In a systematic review by Klubien et al. (2018) [
13], 18 studies investigating colorectal liver metastases treated with MWA, radiofrequency ablation, or laser ablation were analyzed. Regarding OS, the review also found no impact of the number of metastases. Only three of the included studies investigated the influence of tumor size on OS, with most reporting no association. Prognostic factors related to local tumor control, such as local tumor progression, also showed no statistically significant correlation with tumor size or number of metastases. Our findings are, therefore, consistent with the current literature regarding OS. However, regarding hPFS, a statistically significant influence of the number of metastases could be observed in our study.

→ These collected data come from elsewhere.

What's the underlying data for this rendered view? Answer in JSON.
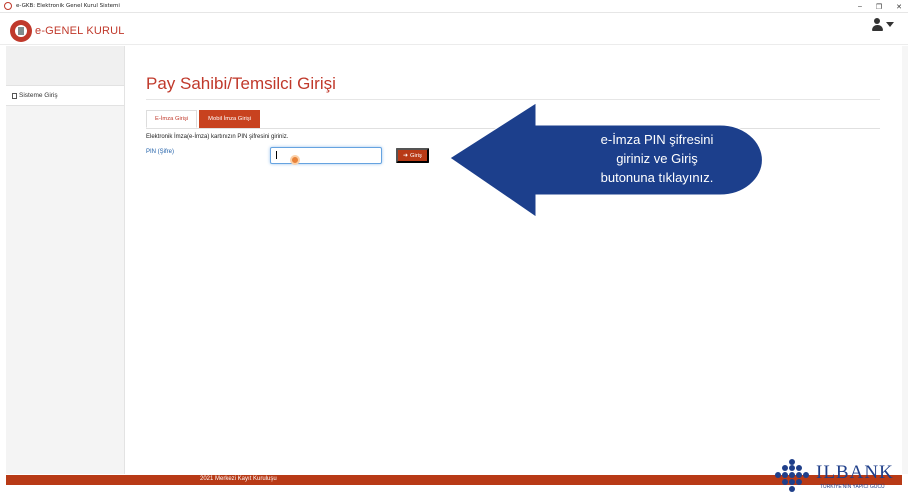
{
  "window": {
    "title": "e-GKB: Elektronik Genel Kurul Sistemi",
    "min": "–",
    "restore": "❐",
    "close": "✕"
  },
  "header": {
    "logo_text": "e-GENEL KURUL"
  },
  "sidebar": {
    "items": [
      {
        "label": "Sisteme Giriş"
      }
    ]
  },
  "main": {
    "title": "Pay Sahibi/Temsilci Girişi",
    "tabs": [
      {
        "label": "E-İmza Girişi"
      },
      {
        "label": "Mobil İmza Girişi"
      }
    ],
    "instruction": "Elektronik İmza(e-İmza) kartınızın PIN şifresini giriniz.",
    "pin_label": "PIN (Şifre)",
    "pin_value": "",
    "login_button": "Giriş"
  },
  "overlay": {
    "lines": [
      "e-İmza PIN şifresini",
      "giriniz ve Giriş",
      "butonuna tıklayınız."
    ],
    "color": "#1c3f8c"
  },
  "footer": {
    "text": "2021 Merkezi Kayıt Kuruluşu"
  },
  "watermark": {
    "name": "ILBANK",
    "tagline": "TÜRKİYE'NİN YAPICI GÜCÜ"
  },
  "colors": {
    "accent": "#c0392b",
    "button": "#b83a16",
    "link": "#1f5fa8"
  }
}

The investigation of molecular markers could significantly expand the identification of prognostic risk factors. A comparable retrospective study found that patients with RAS mutations in LMCRC had a shortened PFS after thermal ablation [
14]. Another study describes the association of RAS mutation with a worse prognosis after thermal ablation, but not after resection [
10]. A consequence of identifying RAS as a prognostic risk factor in thermal ablation could, therefore, be a need for larger ablation zones when this molecular mutation is present [
10]. Future studies on risk factors with a focus on molecular mutations could further help to improve therapy recommendations for specific patient subgroups.
This study has limitations that should be mentioned. Despite the high number of included patients, this study is mainly limited due to the retrospective design and potential selection bias, among others. The mutation status of colorectal carcinomas, such as BRAF, MSI, or RAS was not assessed in this study. It is important to highlight that the mutation status of colorectal cancer may have significant impact on the outcomes and survival of the patients. Furthermore, there was no exact consideration of the indications for the treatments. A randomized, prospective study could contribute to a better comparison of subgroup analysis and the identification of prognostic factors.
In summary of the existing study situation, it can be stated that there is still disagreement regarding prognostic factors for OS in patients with LMCRC that have been treated with locoregional therapy methods. Further prospective multicenter studies should, therefore, be carried out to expand the data situation.